I had heard fun things about "French Exit" when it was at film festivals, but let’s face it, last year I just didn’t pay as much attention to films and festivals as usual. Being in lockdown mode changed my home viewing habits and I, along with millions of others, tuned in to documentaries or mini-series like “The Queen’s Gambit,” or comedy skits from Dave Chappelle, and even guilty pleasures like “Schitt’s Creek.” So now, I can’t wait to give my full attention over to giant screens and Dolby sound. I won't be distracted by emails, or Zoom meetings, or answering the door for the cheerful UPS person to deliver more “stuff.” I just want to kick back and allow my imagination to merge with the images on the screen for two whole hours at a time.

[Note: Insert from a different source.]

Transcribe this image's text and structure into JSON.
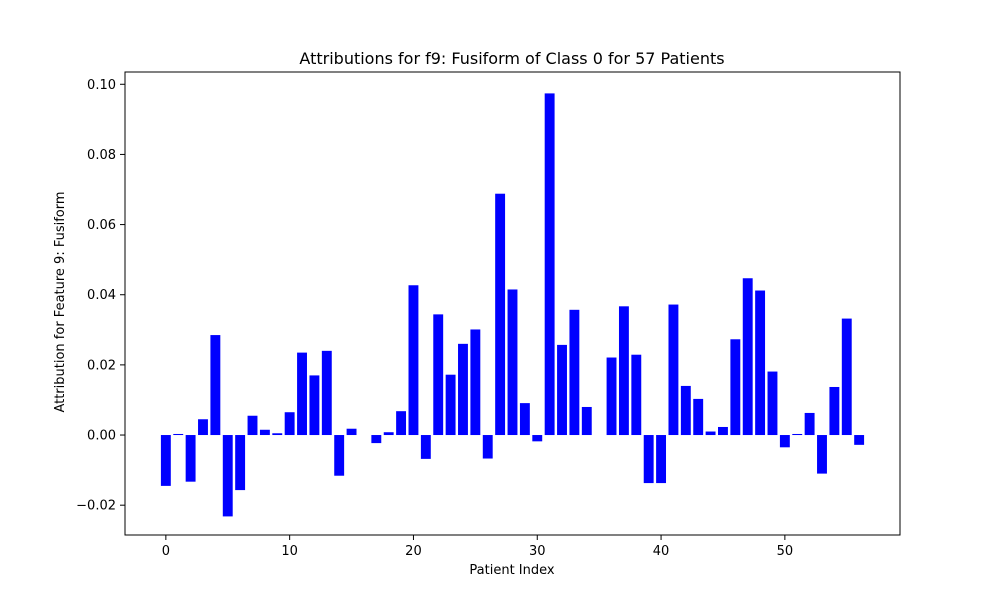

And I haven’t yet told you about the film that took me out to the movies in the first place: Darius Marder’s debut feature, “The Courier.” Benedict Cumberbatch plays Greville Wynne, an ordinary British businessman who is enlisted by the MI6 and a CIA operative to go to Moscow during the Cold War period of the early 1960’s to smuggle out documents that prove that Krushchev is secretly planning to install nuclear weapons in Cuba. Yes, this film is based on true events. Connections are made in Moscow between retired Russian officer Oleg Penkovsky (in an intense and immensely believable performance by Merab Ninidze), and Cumberbatch, the Courier of the title. Cumberbatch portrays him as a good-natured bloke who just wants to get home to his wife and son. In real life, it is said he delivered thousands of important documents.
I had seen the previews of this film about a half dozen times on television, but the impact of the film on the big screen, with good sound, spacious comfortable movie seats and popcorn, was much better than even I anticipated. The transformation of Cumberbatch from lovable husband and father to spy is handled delicately with the help of Jessie Buckley as his wife. I will not tell you more because I don't want to spoil any surprises. Just know that it makes it worthwhile to go out to the movies. (You can read our critic Odie Henderson's review here.)
And just as a disclosure, I felt more comfortable going back to the movies because I have had the first shot of my COVID vaccination. I am being as careful as I can not to test its efficacy, so I called the theater to check their procedures before going. The AMC theater I visited seemed to be employing good hygienic protocols. Everything looked and smelled clean and sanitized, and audience members were seated appropriately spaced from each other. I am scheduled for vaccination number two this week. Moviegoing, here I come.